Did you read the tutorials through to number 7, which explains collision? If so, exactly what part are you stuck on?
I don't see any collision manager or collision-related code at all in your posted code - is it in another file or am I missing something here?
Edit: I also noticed that you're trying to rotate the camera, if you want to do this direct with setRotation() I believe you would need to use the "bindTargetAndRotation" function for the camera's node. Otherwise you might have headaches down the road.
i have a question about physics now..will i be able to use newton to add physics with addCubeSceneNode? or will i have to create a newton box or something..:S
still new to all this
Hm, search around in the forum for more info about physic wrappers. I think mostly you will set geometry primitives like boxes just once more in the physics engine. Or actually in many cases you only set them in the physics engine as your collision geometry is usually a lot simpler than your level-geometry. The polygon-soup of the world can sometimes be shared between 3D engine and physics engine (not sure about newton+irrlicht right now, but I suppose it should be possible), but once again you sometimes just copy it and give the physic-engine a copy (which is pre-processed with some polygon reduction) ... that kind of stuff really depends on the situation.
For ping-pong... hm... I guess you will give the ball some sphere. And for the table and the paddles you should probably try to go with shared polygons between Irrlicht and the physics engine. Not sure about the net... any static geometry will probably not behave perfect, but for a start it's fine. Another possibility would probably be to simplify the table to a box + another box for the net.
hmm i see..which physic wrapper would be recommended ?
aren't most wrappers outdated and won't work with 1.7? correct me if i'm wrong.
also for irrphysx, don't you need a physx-enabled GPU card?
Irrlicht 1.7 interfaces have not changed that much. So even if a wrapper is outdated it would probably be easy to fix. And I don't think you need a gpu for physx - it would just be faster. But I don't think speed is of concern in a ping-pong game as there are probably not enough polygons for real trouble.
But I haven't worked with physics in combination with Irrlicht so far myself, so just speaking from theory here. So I can't tell you which engine to use. I do prefer using engines which are opensource, so I would probably use either Bullets or ODE. You might also consider writing your own physics for this. It's an easy case as you don't have to care about any kind of chain-reactions (one ball hitting another etc) and so it would be a good way to learn a little about physics.
doesn't irrlicht have a built in physics engine ? thought i read about it somewhere ;;
making my own basic physics class would be cool, though i don't know how to start, how would you get(or set) node attributes(mass/kg etc..)
No real physics. Irrlicht has a collision system which can be used. And it has a simple physic for moving characters around.
Doing your own physics, well - you would write a class containing all object attributes (size, mass). Then you would write a class containing your physic-state (forces, velocity). Then you would write a class which contains an Irrlicht-SceneNode and your classes for physic state and physic attributes. Next you would write some function (in yet another class usually) which takes the current physic state of all physic objects, changes it according to attributes and physical formulas and maybe set the resulting position for the Irrlicht SceneNode.
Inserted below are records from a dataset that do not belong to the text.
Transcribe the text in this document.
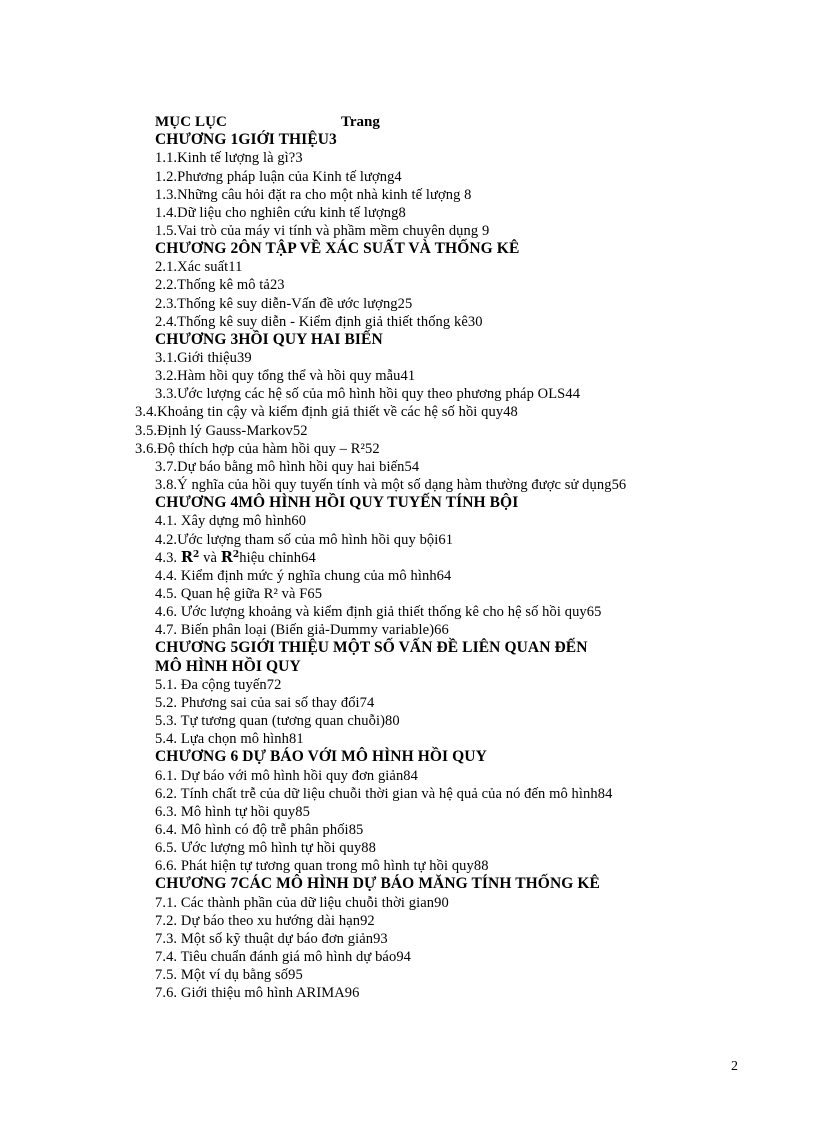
MỤC LỤC	Trang
CHƯƠNG 1GIỚI THIỆU3
1.1.Kinh tế lượng là gì?3
1.2.Phương pháp luận của Kinh tế lượng4
1.3.Những câu hỏi đặt ra cho một nhà kinh tế lượng 8
1.4.Dữ liệu cho nghiên cứu kinh tế lượng8
1.5.Vai trò của máy vi tính và phầm mềm chuyên dụng 9
CHƯƠNG 2ÔN TẬP VỀ XÁC SUẤT VÀ THỐNG KÊ
2.1.Xác suất11
2.2.Thống kê mô tả23
2.3.Thống kê suy diễn-Vấn đề ước lượng25
2.4.Thống kê suy diễn - Kiểm định giả thiết thống kê30
CHƯƠNG 3HỒI QUY HAI BIẾN
3.1.Giới thiệu39
3.2.Hàm hồi quy tổng thể và hồi quy mẫu41
3.3.Ước lượng các hệ số của mô hình hồi quy theo phương pháp OLS44
3.4.Khoảng tin cậy và kiểm định giả thiết về các hệ số hồi quy48
3.5.Định lý Gauss-Markov52
3.6.Độ thích hợp của hàm hồi quy – R²52
3.7.Dự báo bằng mô hình hồi quy hai biến54
3.8.Ý nghĩa của hồi quy tuyến tính và một số dạng hàm thường được sử dụng56
CHƯƠNG 4MÔ HÌNH HỒI QUY TUYẾN TÍNH BỘI
4.1. Xây dựng mô hình60
4.2.Ước lượng tham số của mô hình hồi quy bội61
4.3. $R^2$ và $R^2hiệu$ chỉnh64
4.4. Kiểm định mức ý nghĩa chung của mô hình64
4.5. Quan hệ giữa R² và F65
4.6. Ước lượng khoảng và kiểm định giả thiết thống kê cho hệ số hồi quy65
4.7. Biến phân loại (Biến giả-Dummy variable)66
CHƯƠNG 5GIỚI THIỆU MỘT SỐ VẤN ĐỀ LIÊN QUAN ĐẾN
MÔ HÌNH HỒI QUY
5.1. Đa cộng tuyến72
5.2. Phương sai của sai số thay đổi74
5.3. Tự tương quan (tương quan chuỗi)80
5.4. Lựa chọn mô hình81
CHƯƠNG 6 DỰ BÁO VỚI MÔ HÌNH HỒI QUY
6.1. Dự báo với mô hình hồi quy đơn giản84
6.2. Tính chất trễ của dữ liệu chuỗi thời gian và hệ quả của nó đến mô hình84
6.3. Mô hình tự hồi quy85
6.4. Mô hình có độ trễ phân phối85
6.5. Ước lượng mô hình tự hồi quy88
6.6. Phát hiện tự tương quan trong mô hình tự hồi quy88
CHƯƠNG 7CÁC MÔ HÌNH DỰ BÁO MĂNG TÍNH THỐNG KÊ
7.1. Các thành phần của dữ liệu chuỗi thời gian90
7.2. Dự báo theo xu hướng dài hạn92
7.3. Một số kỹ thuật dự báo đơn giản93
7.4. Tiêu chuẩn đánh giá mô hình dự báo94
7.5. Một ví dụ bằng số95
7.6. Giới thiệu mô hình ARIMA96
2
The formulas you would need are those for Newton mechanics. You would need to look up at least acceleration, gravity and air-resistance. I found out that school-books are often very good sources for that. And you have to think how to handle collisions - Irrlicht can help you find out where they happen, but you have to decide how to react on that (like ball-paddle: add a force-vector to the ball. Ball-table: ... some sort of impulse thing).
Well... certainly you can also just use a physic engine, but you would learn a lot doing that yourself once ;-)
Delta time is the time between two calls to your physic.
time() is part of the standard c-lib, so not sure how you get an unresolved external for this. But Irrlicht also has an ITimer interface which you can get from the IrrlichtDevice. And the ITimer has a function getTime ().